Payday Payroll – Final FLSA White Collar Exemption Rules Announced
As you may have heard the Department of Labor (DOL) has released its final ruling on the new salary threshold for certain employees to qualify as exempt from minimum wage and overtime under the Fair Labor Standards Act’s (FLSA) white collar exemption.
Anne-Lise Gere SPHR, of Gere Consulting has provided Payday with highlights (in plain English) of the new rulings. For more information please visit her website at www.gereconsulting.com or the DOL website. Anne-Lise will be making her Step-by-Step implementation guide, “Overtime Ready”, available soon.

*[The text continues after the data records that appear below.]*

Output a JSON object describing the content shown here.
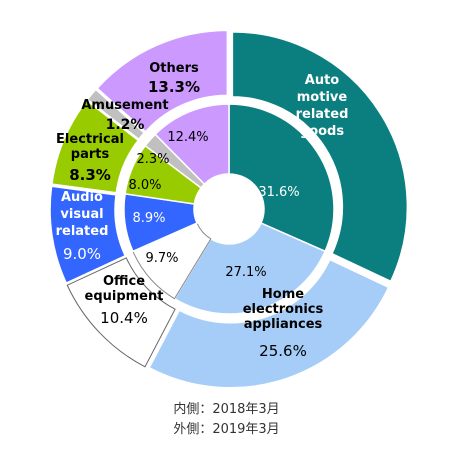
{
  "chart_data": {
    "type": "pie",
    "subtype": "double-donut",
    "rings": [
      {
        "name": "内側：2018年3月",
        "ring": "inner",
        "slices": [
          {
            "label": "Automotive related goods",
            "value": 31.6,
            "text": "31.6%"
          },
          {
            "label": "Home electronics appliances",
            "value": 27.1,
            "text": "27.1%"
          },
          {
            "label": "Office equipment",
            "value": 9.7,
            "text": "9.7%"
          },
          {
            "label": "Audio visual related",
            "value": 8.9,
            "text": "8.9%"
          },
          {
            "label": "Electrical parts",
            "value": 8.0,
            "text": "8.0%"
          },
          {
            "label": "Amusement",
            "value": 2.3,
            "text": "2.3%"
          },
          {
            "label": "Others",
            "value": 12.4,
            "text": "12.4%"
          }
        ]
      },
      {
        "name": "外側：2019年3月",
        "ring": "outer",
        "slices": [
          {
            "label": "Automotive related goods",
            "value": 31.9,
            "text": ""
          },
          {
            "label": "Home electronics appliances",
            "value": 25.6,
            "text": "25.6%"
          },
          {
            "label": "Office equipment",
            "value": 10.4,
            "text": "10.4%"
          },
          {
            "label": "Audio visual related",
            "value": 9.0,
            "text": "9.0%"
          },
          {
            "label": "Electrical parts",
            "value": 8.3,
            "text": "8.3%"
          },
          {
            "label": "Amusement",
            "value": 1.2,
            "text": "1.2%"
          },
          {
            "label": "Others",
            "value": 13.3,
            "text": "13.3%"
          }
        ]
      }
    ],
    "category_labels": [
      {
        "lines": [
          "Auto",
          "motive",
          "related",
          "goods"
        ],
        "text": "Auto motive related goods"
      },
      {
        "lines": [
          "Home",
          "electronics",
          "appliances"
        ],
        "text": "Home electronics appliances"
      },
      {
        "lines": [
          "Office",
          "equipment"
        ],
        "text": "Office equipment"
      },
      {
        "lines": [
          "Audio",
          "visual",
          "related"
        ],
        "text": "Audio visual related"
      },
      {
        "lines": [
          "Electrical",
          "parts"
        ],
        "text": "Electrical parts"
      },
      {
        "lines": [
          "Amusement"
        ],
        "text": "Amusement"
      },
      {
        "lines": [
          "Others"
        ],
        "text": "Others"
      }
    ],
    "colors": [
      "#0b7f7f",
      "#a6cdf8",
      "#ffffff",
      "#3366ff",
      "#99cc00",
      "#c0c0c0",
      "#cc99ff"
    ]
  },
  "notes": {
    "inner": "内側：2018年3月",
    "outer": "外側：2019年3月"
  }
}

Here are the key points from the Department of Labor (DOL):
1. The salary level Increases to $913 per week for white collar exemption. Currently, to qualify as exempt, employees must make more than $455/week or $23,660/year. The DOL has announced that the salary threshold will be increased to $913/week or $47,476/year. While the change applies to all industries, it will disproportionately impact the nonprofit, government, service-sector industries, and regions where wages are traditionally lower.
2. The salary level Increases to $134,004 per year for Highly Compensated Employees (HCE). Currently, the HCE exemption is set at $100,000.

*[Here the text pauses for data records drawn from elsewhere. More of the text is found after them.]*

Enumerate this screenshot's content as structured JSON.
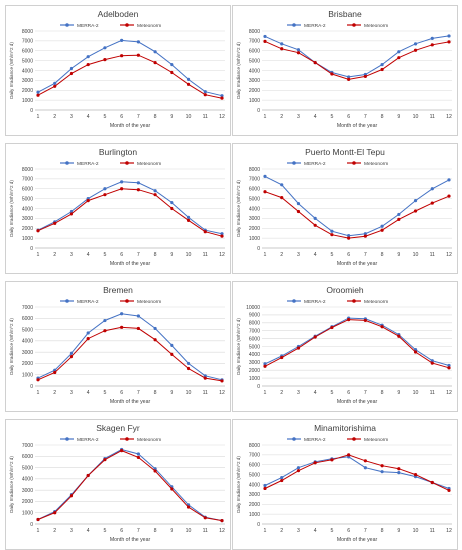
{
  "colors": {
    "merra": "#4472C4",
    "meteonorm": "#C00000",
    "grid": "#d9d9d9",
    "axis": "#bfbfbf",
    "text": "#404040"
  },
  "chart_data": [
    {
      "type": "line",
      "title": "Adelboden",
      "xlabel": "Month of the year",
      "ylabel": "Daily Irradiance (Wh/m^2 d)",
      "x": [
        1,
        2,
        3,
        4,
        5,
        6,
        7,
        8,
        9,
        10,
        11,
        12
      ],
      "ylim": [
        0,
        8000
      ],
      "yticks": [
        0,
        1000,
        2000,
        3000,
        4000,
        5000,
        6000,
        7000,
        8000
      ],
      "legend_position": "top",
      "grid": true,
      "series": [
        {
          "name": "MERRA-2",
          "values": [
            1800,
            2700,
            4200,
            5400,
            6300,
            7050,
            6900,
            5900,
            4600,
            3100,
            1850,
            1450
          ]
        },
        {
          "name": "Meteonorm",
          "values": [
            1500,
            2400,
            3700,
            4600,
            5100,
            5500,
            5550,
            4800,
            3800,
            2600,
            1550,
            1200
          ]
        }
      ]
    },
    {
      "type": "line",
      "title": "Brisbane",
      "xlabel": "Month of the year",
      "ylabel": "Daily Irradiance (Wh/m^2 d)",
      "x": [
        1,
        2,
        3,
        4,
        5,
        6,
        7,
        8,
        9,
        10,
        11,
        12
      ],
      "ylim": [
        0,
        8000
      ],
      "yticks": [
        0,
        1000,
        2000,
        3000,
        4000,
        5000,
        6000,
        7000,
        8000
      ],
      "legend_position": "top",
      "grid": true,
      "series": [
        {
          "name": "MERRA-2",
          "values": [
            7450,
            6700,
            6100,
            4800,
            3800,
            3350,
            3600,
            4600,
            5900,
            6700,
            7250,
            7500
          ]
        },
        {
          "name": "Meteonorm",
          "values": [
            6950,
            6200,
            5800,
            4800,
            3650,
            3100,
            3400,
            4100,
            5300,
            6050,
            6600,
            6900
          ]
        }
      ]
    },
    {
      "type": "line",
      "title": "Burlington",
      "xlabel": "Month of the year",
      "ylabel": "Daily Irradiance (Wh/m^2 d)",
      "x": [
        1,
        2,
        3,
        4,
        5,
        6,
        7,
        8,
        9,
        10,
        11,
        12
      ],
      "ylim": [
        0,
        8000
      ],
      "yticks": [
        0,
        1000,
        2000,
        3000,
        4000,
        5000,
        6000,
        7000,
        8000
      ],
      "legend_position": "top",
      "grid": true,
      "series": [
        {
          "name": "MERRA-2",
          "values": [
            1800,
            2650,
            3700,
            5000,
            6000,
            6700,
            6600,
            5800,
            4600,
            3100,
            1800,
            1450
          ]
        },
        {
          "name": "Meteonorm",
          "values": [
            1750,
            2500,
            3450,
            4800,
            5400,
            6000,
            5900,
            5400,
            4000,
            2800,
            1650,
            1200
          ]
        }
      ]
    },
    {
      "type": "line",
      "title": "Puerto Montt-El Tepu",
      "xlabel": "Month of the year",
      "ylabel": "Daily Irradiance (Wh/m^2 d)",
      "x": [
        1,
        2,
        3,
        4,
        5,
        6,
        7,
        8,
        9,
        10,
        11,
        12
      ],
      "ylim": [
        0,
        8000
      ],
      "yticks": [
        0,
        1000,
        2000,
        3000,
        4000,
        5000,
        6000,
        7000,
        8000
      ],
      "legend_position": "top",
      "grid": true,
      "series": [
        {
          "name": "MERRA-2",
          "values": [
            7250,
            6400,
            4500,
            3000,
            1700,
            1250,
            1450,
            2200,
            3400,
            4800,
            6000,
            6900
          ]
        },
        {
          "name": "Meteonorm",
          "values": [
            5700,
            5100,
            3700,
            2300,
            1350,
            1000,
            1200,
            1800,
            2900,
            3750,
            4550,
            5250
          ]
        }
      ]
    },
    {
      "type": "line",
      "title": "Bremen",
      "xlabel": "Month of the year",
      "ylabel": "Daily Irradiance (Wh/m^2 d)",
      "x": [
        1,
        2,
        3,
        4,
        5,
        6,
        7,
        8,
        9,
        10,
        11,
        12
      ],
      "ylim": [
        0,
        7000
      ],
      "yticks": [
        0,
        1000,
        2000,
        3000,
        4000,
        5000,
        6000,
        7000
      ],
      "legend_position": "top",
      "grid": true,
      "series": [
        {
          "name": "MERRA-2",
          "values": [
            700,
            1400,
            2900,
            4700,
            5800,
            6400,
            6200,
            5100,
            3600,
            2000,
            900,
            550
          ]
        },
        {
          "name": "Meteonorm",
          "values": [
            550,
            1200,
            2600,
            4200,
            4900,
            5200,
            5100,
            4100,
            2800,
            1550,
            700,
            450
          ]
        }
      ]
    },
    {
      "type": "line",
      "title": "Oroomieh",
      "xlabel": "Month of the year",
      "ylabel": "Daily Irradiance (Wh/m^2 d)",
      "x": [
        1,
        2,
        3,
        4,
        5,
        6,
        7,
        8,
        9,
        10,
        11,
        12
      ],
      "ylim": [
        0,
        10000
      ],
      "yticks": [
        0,
        1000,
        2000,
        3000,
        4000,
        5000,
        6000,
        7000,
        8000,
        9000,
        10000
      ],
      "legend_position": "top",
      "grid": true,
      "series": [
        {
          "name": "MERRA-2",
          "values": [
            2800,
            3800,
            5000,
            6300,
            7500,
            8600,
            8500,
            7700,
            6500,
            4600,
            3200,
            2600
          ]
        },
        {
          "name": "Meteonorm",
          "values": [
            2500,
            3600,
            4800,
            6200,
            7400,
            8400,
            8300,
            7500,
            6300,
            4300,
            2900,
            2300
          ]
        }
      ]
    },
    {
      "type": "line",
      "title": "Skagen Fyr",
      "xlabel": "Month of the year",
      "ylabel": "Daily Irradiance (Wh/m^2 d)",
      "x": [
        1,
        2,
        3,
        4,
        5,
        6,
        7,
        8,
        9,
        10,
        11,
        12
      ],
      "ylim": [
        0,
        7000
      ],
      "yticks": [
        0,
        1000,
        2000,
        3000,
        4000,
        5000,
        6000,
        7000
      ],
      "legend_position": "top",
      "grid": true,
      "series": [
        {
          "name": "MERRA-2",
          "values": [
            400,
            1100,
            2600,
            4300,
            5800,
            6600,
            6200,
            4900,
            3300,
            1700,
            600,
            300
          ]
        },
        {
          "name": "Meteonorm",
          "values": [
            400,
            1000,
            2500,
            4300,
            5700,
            6500,
            5900,
            4700,
            3100,
            1500,
            550,
            300
          ]
        }
      ]
    },
    {
      "type": "line",
      "title": "Minamitorishima",
      "xlabel": "Month of the year",
      "ylabel": "Daily Irradiance (Wh/m^2 d)",
      "x": [
        1,
        2,
        3,
        4,
        5,
        6,
        7,
        8,
        9,
        10,
        11,
        12
      ],
      "ylim": [
        0,
        8000
      ],
      "yticks": [
        0,
        1000,
        2000,
        3000,
        4000,
        5000,
        6000,
        7000,
        8000
      ],
      "legend_position": "top",
      "grid": true,
      "series": [
        {
          "name": "MERRA-2",
          "values": [
            3900,
            4700,
            5700,
            6300,
            6600,
            6800,
            5700,
            5300,
            5200,
            4800,
            4200,
            3600
          ]
        },
        {
          "name": "Meteonorm",
          "values": [
            3600,
            4400,
            5400,
            6200,
            6500,
            7000,
            6400,
            5900,
            5600,
            5000,
            4200,
            3400
          ]
        }
      ]
    }
  ]
}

3. The Effective Date Is December 1, 2016. Employers have five months to comply with the final rule. Considering the impact of the changes, it’s just enough time to adapt to the changes and shape your workforce.
4. For the first time, the DOL includes an automatic updating of the salary levels every three years. DOL wants to provide predictability and more graduated salary changes for employers.

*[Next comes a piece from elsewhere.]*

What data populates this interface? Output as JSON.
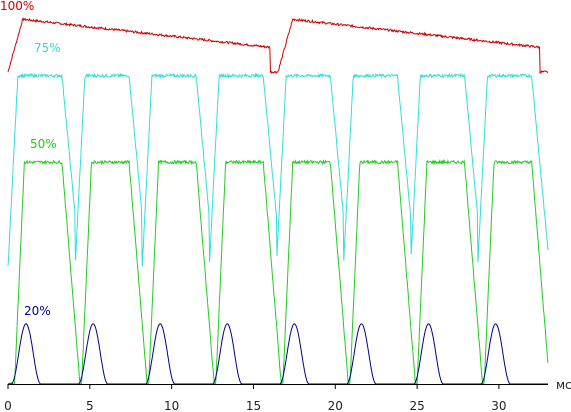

5. Bonus and incentive pay can be included to meet the salary test. However, those are capped at 10% of the total salary. In other words, about $4,750 can be included in nondiscretionary bonuses and incentive payments (including commissions) to meet the new salary test.
6. No change to the duties test. The existing job duty requirements to qualify for Executive, Administrative and Professional exemptions remain the same.